Bill Koenig is senior editor at Advanced Manufacturing Media / Manufacturing Engineering magazine.
Without revealing any secrets, can you tell us what types of stories, trends or issues are on your radar now?
I have a lightweighting feature coming out in September in Manufacturing Engineering. I will revise it with interviews I did during the Management Briefing Seminars for our sister publication, Smart Manufacturing. I also write economic indicator stories for our website, http://advancedmanufacturing.org. For example, I take the monthly jobs report that comes out on the first Friday of a month and write about it from a manufacturing perspective. I also write about 3D printing on occasion.
Also, this year, I was placed in charge of our annual Motorized Vehicle Yearbook. It came out in the spring. It included contributed stories from companies (which were identified as such). If people want to make pitches for the 2018 yearbook, I’ll begin collecting them in the fall.
Tell us about your dream assignment.
It was when I was covering the business of auto racing at The Indianapolis Star, 1995-2000. There was a split in Indy-car racing. It was a huge story in Indianapolis. Eventually, I wrote about F-1 and NASCAR as well. It was rewarding because I think it was the most influential coverage I performed. My late father read a story in The Wall Street Journal and said the writer must have read my clips. I looked at the story. It cited many of the same people I had interviewed.
Describe the craziest or most fun story you’ve written/produced.
While at Indianapolis, I had a story that developed when somebody simply called up the newspaper and got connected to me. He said there had been a big meeting for area Ford dealers at a local hotel. Ford was going to buy them out and replace them with five or six “big box” stores as an experiment. It was unusual, but he had enough specific details, I pursued it. I confirmed the story. Before it ran, I called a Ford executive named Bob Rewey (who was leading the charge on this). I called through the main switchboard and got his voicemail. I said what we were about to publish and if he wanted to comment he should call me back.

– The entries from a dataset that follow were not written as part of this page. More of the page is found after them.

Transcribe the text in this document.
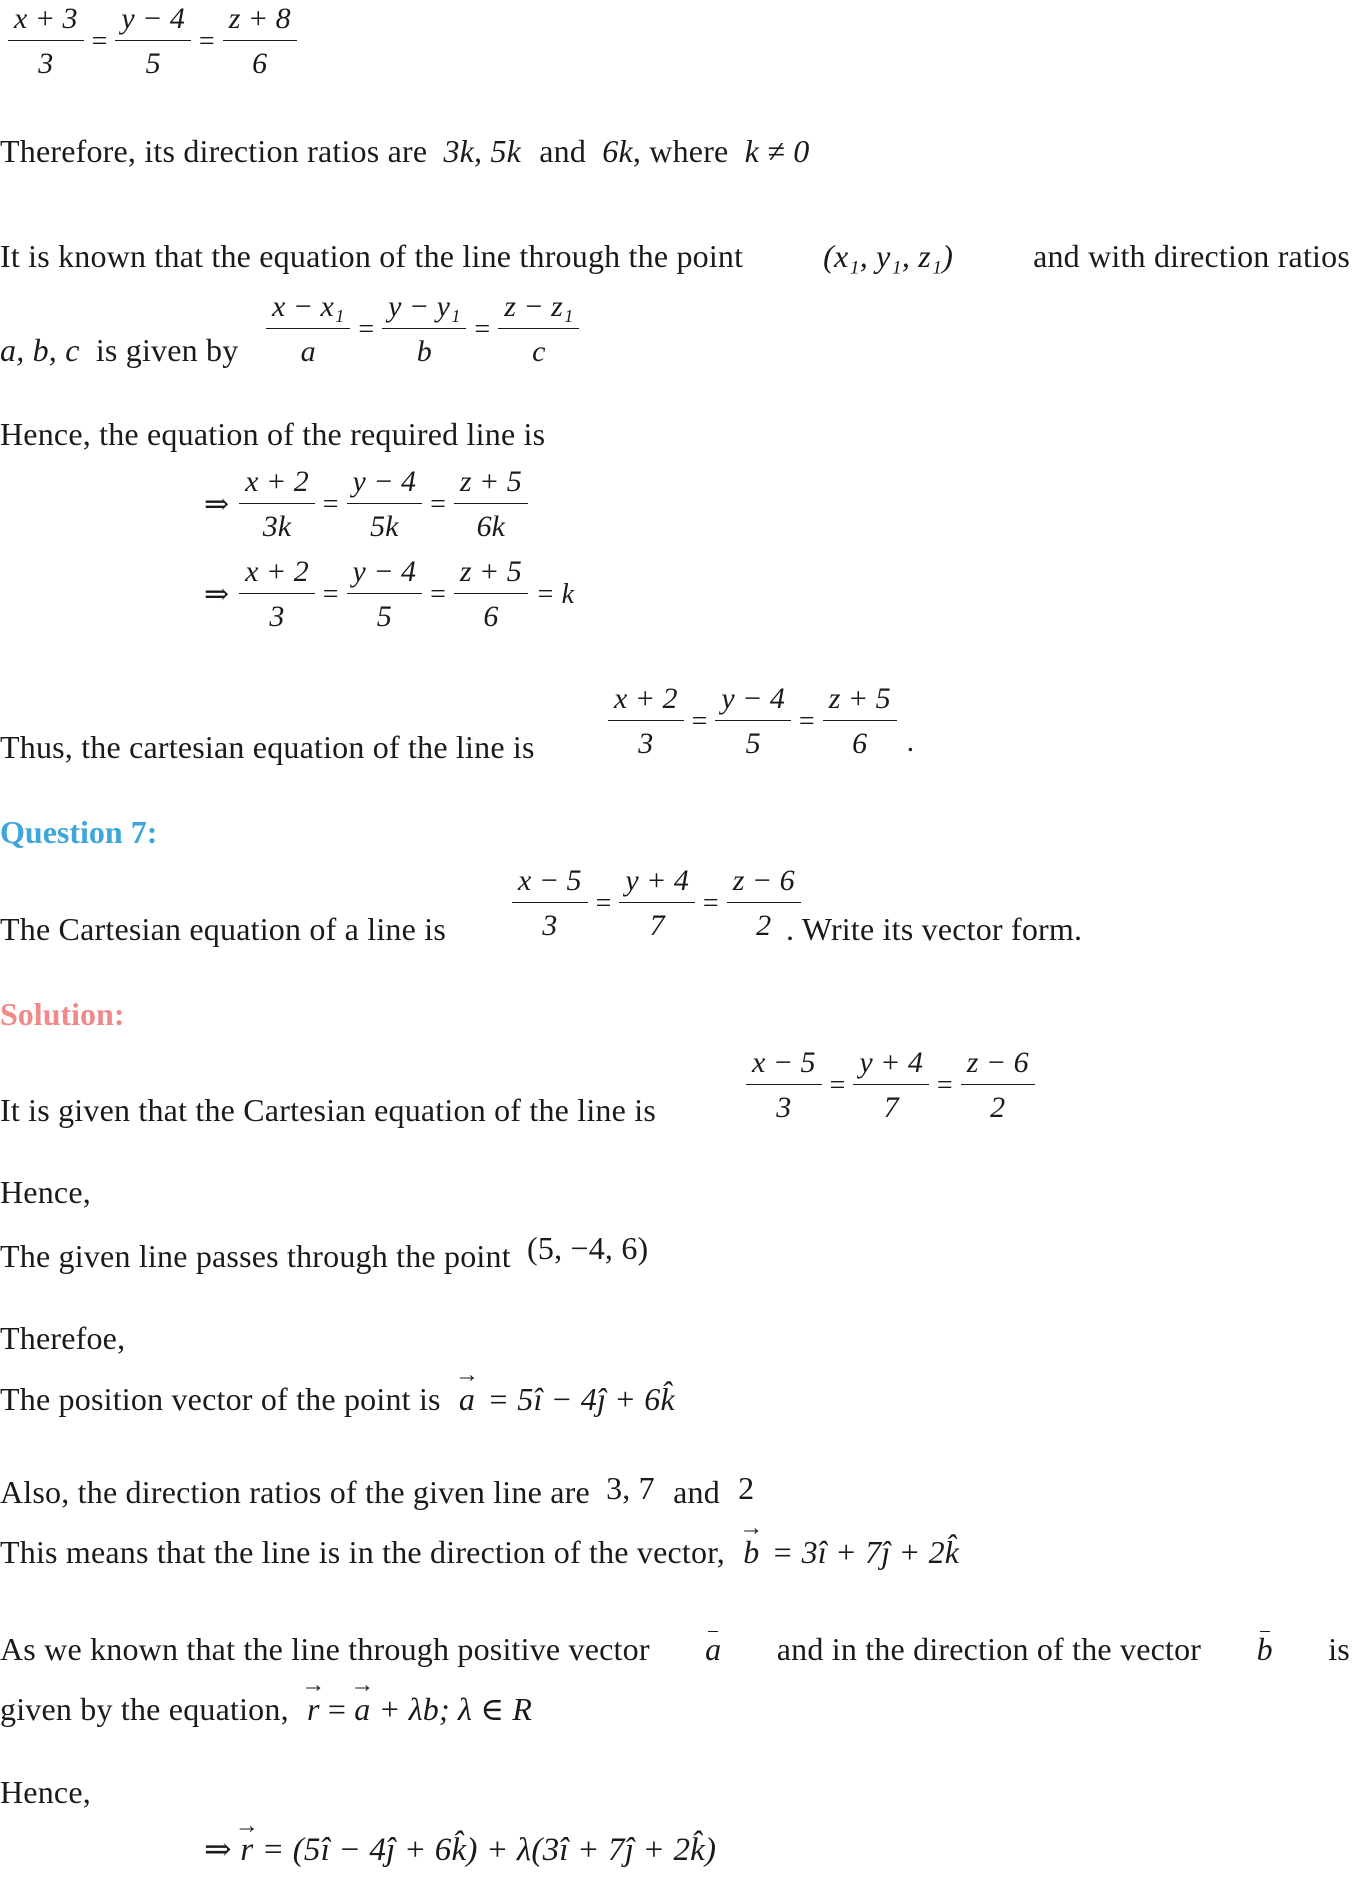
$\frac{x + 3}{3} = \frac{y - 4}{5} = \frac{z + 8}{6}$
Therefore, its direction ratios are 3k, 5k and 6k, where k ≠ 0
It is known that the equation of the line through the point (x₁, y₁, z₁) and with direction ratios
a, b, c is given by $\frac{\text{x − x₁}}{a} = \frac{\text{y − y₁}}{b} = \frac{\text{z − z₁}}{c}$
Hence, the equation of the required line is
⇒ $\frac{x + 2}{3k} = \frac{y - 4}{5k} = \frac{z + 5}{6k}$
⇒ $\frac{x + 2}{3} = \frac{y - 4}{5} = \frac{z + 5}{6} = k$
Thus, the cartesian equation of the line is $\frac{x + 2}{3} = \frac{y - 4}{5} = \frac{z + 5}{6}$ .
Question 7:
The Cartesian equation of a line is $\frac{x - 5}{3} = \frac{y + 4}{7} = \frac{z - 6}{2}$
. Write its vector form.
Solution:
It is given that the Cartesian equation of the line is	$\frac{x - 5}{3} = \frac{y + 4}{7} = \frac{z - 6}{2}$
Hence,
The given line passes through the point (5, −4, 6)
Therefoe,
The position vector of the point is → a = 5î − 4ĵ + 6k̂
Also, the direction ratios of the given line are 3, 7 and 2
This means that the line is in the direction of the vector, → b = 3î + 7ĵ + 2k̂
As we known that the line through positive vector a and in the direction of the vector b is
given by the equation, → r = → a + λb; λ ∈ R
Hence,
⇒ → r = (5î − 4ĵ + 6k̂) + λ(3î + 7ĵ + 2k̂)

An hour later, he did. “We were wondering when you guys were going to write about this,” he began. Of course. Anyway, we published.

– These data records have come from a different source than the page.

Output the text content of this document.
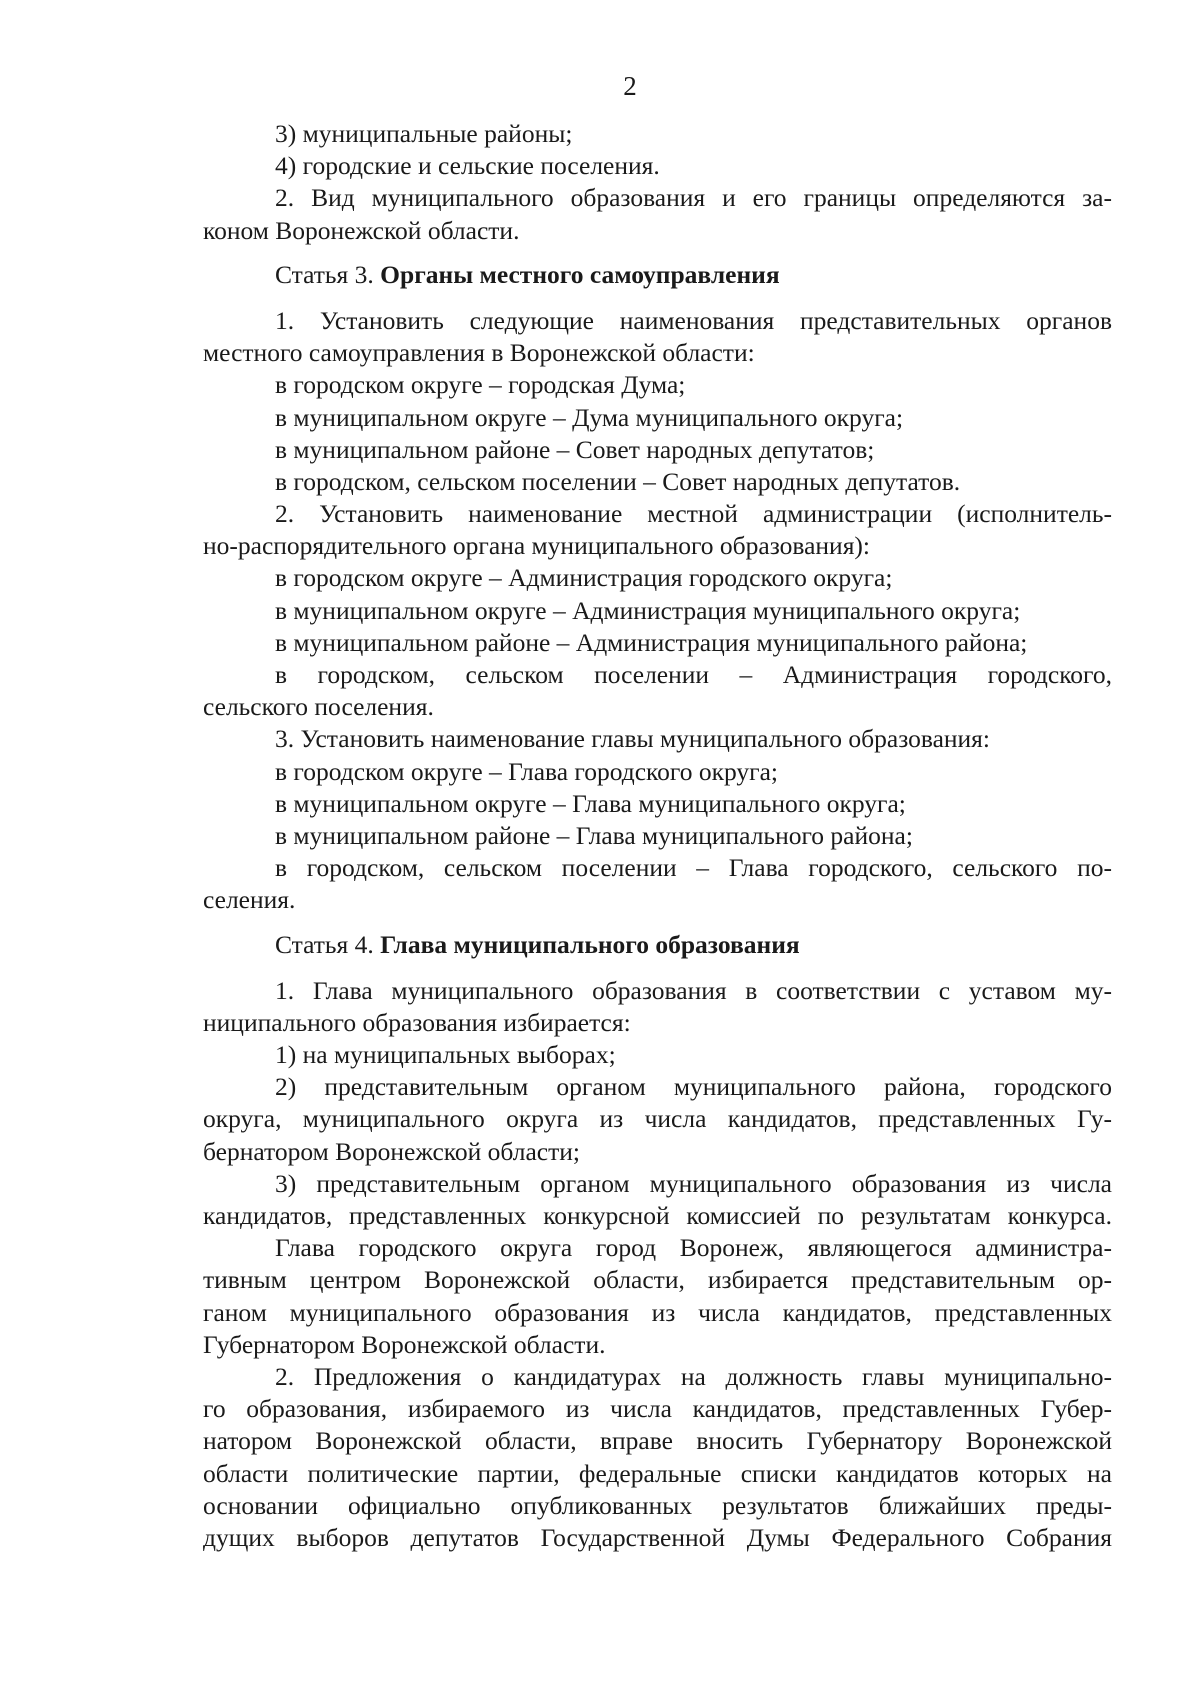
2
3) муниципальные районы;
4) городские и сельские поселения.
2. Вид муниципального образования и его границы определяются за-
коном Воронежской области.
Статья 3. Органы местного самоуправления
1. Установить следующие наименования представительных органов
местного самоуправления в Воронежской области:
в городском округе – городская Дума;
в муниципальном округе – Дума муниципального округа;
в муниципальном районе – Совет народных депутатов;
в городском, сельском поселении – Совет народных депутатов.
2. Установить наименование местной администрации (исполнитель-
но-распорядительного органа муниципального образования):
в городском округе – Администрация городского округа;
в муниципальном округе – Администрация муниципального округа;
в муниципальном районе – Администрация муниципального района;
в городском, сельском поселении – Администрация городского,
сельского поселения.
3. Установить наименование главы муниципального образования:
в городском округе – Глава городского округа;
в муниципальном округе – Глава муниципального округа;
в муниципальном районе – Глава муниципального района;
в городском, сельском поселении – Глава городского, сельского по-
селения.
Статья 4. Глава муниципального образования
1. Глава муниципального образования в соответствии с уставом му-
ниципального образования избирается:
1) на муниципальных выборах;
2) представительным органом муниципального района, городского
округа, муниципального округа из числа кандидатов, представленных Гу-
бернатором Воронежской области;
3) представительным органом муниципального образования из числа
кандидатов, представленных конкурсной комиссией по результатам конкурса.
Глава городского округа город Воронеж, являющегося администра-
тивным центром Воронежской области, избирается представительным ор-
ганом муниципального образования из числа кандидатов, представленных
Губернатором Воронежской области.
2. Предложения о кандидатурах на должность главы муниципально-
го образования, избираемого из числа кандидатов, представленных Губер-
натором Воронежской области, вправе вносить Губернатору Воронежской
области политические партии, федеральные списки кандидатов которых на
основании официально опубликованных результатов ближайших преды-
дущих выборов депутатов Государственной Думы Федерального Собрания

What is your top pet peeve with PR people?
1) “Cold call” pitches about interviewing executives or experts. 2) Not saying no when their client really doesn’t fit what I’m working on. With the latter, I got a pitch to interview someone to provide reaction for an economic indicator story. I expressed skepticism whether he was right for the story. The PR person insisted he was. I wasted my time talking to the guy. I eventually told the PR person to never contact me again.
Tell us a little about yourself (family, interests, favorites, background, etc.)
I’m a native of Bloomington, Indiana. I worked at The Indianapolis Star for 17 years. I moved to the Detroit area to work at the Bloomberg bureau in 2001. I was laid off from there in late 2013 (that was four or five waves of layoffs ago). I’ve been at SME, which includes Advanced Manufacturing Media, since September 2014.
Finish this sentence: People would be surprised to know that I …have a blog called The Spy Command and websites concerning The Man From U.N.C.L.E. and The FBI television shows.